Nico walks us back to the sidewalk and deposits me on the ground, though his arms don’t leave my waist. He kisses me again and again, but can’t stop grinning that silly grin that I know is mirrored on my face. I can’t help it. I don’t care about anything else that’s happened between us. I’m just so fucking glad to see him.
“Fuck, it’s good to see you,” he says in between joyful kisses.
He grins again, and it lights up the otherwise cloudy day. He laughs, and I laugh along with him. He pulls me into another tight embrace and swings me around the sidewalk, almost causing my feet to smack passersby. I couldn’t care less, lost in my laughter and joy.

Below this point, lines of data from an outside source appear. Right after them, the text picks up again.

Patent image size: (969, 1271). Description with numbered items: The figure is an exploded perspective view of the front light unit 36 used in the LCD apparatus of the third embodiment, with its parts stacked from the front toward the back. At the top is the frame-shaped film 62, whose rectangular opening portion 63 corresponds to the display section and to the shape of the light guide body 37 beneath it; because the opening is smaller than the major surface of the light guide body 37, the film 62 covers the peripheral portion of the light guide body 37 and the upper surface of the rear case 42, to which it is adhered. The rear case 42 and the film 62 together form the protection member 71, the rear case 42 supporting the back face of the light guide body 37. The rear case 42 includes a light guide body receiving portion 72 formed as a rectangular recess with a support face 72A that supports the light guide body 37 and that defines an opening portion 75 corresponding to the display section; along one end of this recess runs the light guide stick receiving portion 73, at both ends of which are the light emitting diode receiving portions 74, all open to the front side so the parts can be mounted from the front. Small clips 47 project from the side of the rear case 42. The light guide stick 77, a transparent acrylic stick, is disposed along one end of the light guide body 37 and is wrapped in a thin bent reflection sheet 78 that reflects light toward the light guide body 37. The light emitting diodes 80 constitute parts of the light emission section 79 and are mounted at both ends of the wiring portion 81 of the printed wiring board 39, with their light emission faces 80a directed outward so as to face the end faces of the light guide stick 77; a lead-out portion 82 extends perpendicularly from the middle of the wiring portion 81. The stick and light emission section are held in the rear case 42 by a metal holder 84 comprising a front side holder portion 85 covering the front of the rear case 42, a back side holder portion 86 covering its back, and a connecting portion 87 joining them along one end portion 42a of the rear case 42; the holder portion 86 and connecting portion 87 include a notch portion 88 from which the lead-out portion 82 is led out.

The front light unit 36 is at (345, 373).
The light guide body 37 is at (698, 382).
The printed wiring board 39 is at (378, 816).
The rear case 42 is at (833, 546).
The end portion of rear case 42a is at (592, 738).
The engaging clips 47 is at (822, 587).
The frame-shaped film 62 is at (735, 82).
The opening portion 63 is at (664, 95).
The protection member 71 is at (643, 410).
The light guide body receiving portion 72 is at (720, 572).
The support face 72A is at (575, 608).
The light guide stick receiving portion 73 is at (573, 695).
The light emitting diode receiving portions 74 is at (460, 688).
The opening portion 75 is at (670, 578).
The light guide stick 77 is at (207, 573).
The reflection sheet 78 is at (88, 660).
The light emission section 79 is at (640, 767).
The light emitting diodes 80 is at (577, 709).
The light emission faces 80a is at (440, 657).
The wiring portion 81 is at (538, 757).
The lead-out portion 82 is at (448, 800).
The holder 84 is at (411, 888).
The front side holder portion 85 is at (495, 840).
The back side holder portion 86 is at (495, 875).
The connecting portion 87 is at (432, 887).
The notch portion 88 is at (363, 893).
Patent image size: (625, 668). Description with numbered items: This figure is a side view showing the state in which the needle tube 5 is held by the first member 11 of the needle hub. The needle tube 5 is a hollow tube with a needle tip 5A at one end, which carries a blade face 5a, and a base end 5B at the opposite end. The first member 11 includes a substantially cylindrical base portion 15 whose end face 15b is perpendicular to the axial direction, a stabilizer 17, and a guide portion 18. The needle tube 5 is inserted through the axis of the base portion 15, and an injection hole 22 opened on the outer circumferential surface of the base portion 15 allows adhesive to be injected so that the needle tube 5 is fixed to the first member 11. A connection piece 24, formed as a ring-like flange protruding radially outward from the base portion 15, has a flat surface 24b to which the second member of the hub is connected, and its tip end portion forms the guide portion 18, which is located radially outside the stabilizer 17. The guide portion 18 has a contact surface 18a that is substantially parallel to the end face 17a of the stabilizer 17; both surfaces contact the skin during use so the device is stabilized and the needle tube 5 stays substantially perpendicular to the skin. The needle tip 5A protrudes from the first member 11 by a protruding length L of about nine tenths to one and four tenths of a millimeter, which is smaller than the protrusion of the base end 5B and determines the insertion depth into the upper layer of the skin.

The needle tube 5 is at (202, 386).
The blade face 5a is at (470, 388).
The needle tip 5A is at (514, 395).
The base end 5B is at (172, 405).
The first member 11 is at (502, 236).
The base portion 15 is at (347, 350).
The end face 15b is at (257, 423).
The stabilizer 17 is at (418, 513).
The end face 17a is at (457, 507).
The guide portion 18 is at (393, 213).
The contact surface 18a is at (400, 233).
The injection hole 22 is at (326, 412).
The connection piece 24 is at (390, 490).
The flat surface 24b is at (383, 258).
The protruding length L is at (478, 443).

“Thanks,” he says after he sets me down.
“For what?”
Another crooked smile spears me. “For letting me kiss you.”
“Oh.” A blush rises up my neck. Who was I kidding? I wasn’t ever going to say no. “Come on,” I say as I take his hand. “No one’s home.”
With a different light in his eyes, Nico follows me into the building. While we sneak excited looks at each other, I sign him in with the security desk, then lead him up the stairs to my floor.
We practically jog the whole way up. Nico’s grasping at my waist from behind, like he can’t stand not to touch me. I know the feeling. Every few feet I turn around and grin at him, just to make sure he’s really here. I don’t know why he’s so freaking happy right now—it can’t just be because of me or because of Thanksgiving. But I don’t care. Right now, we get to be together.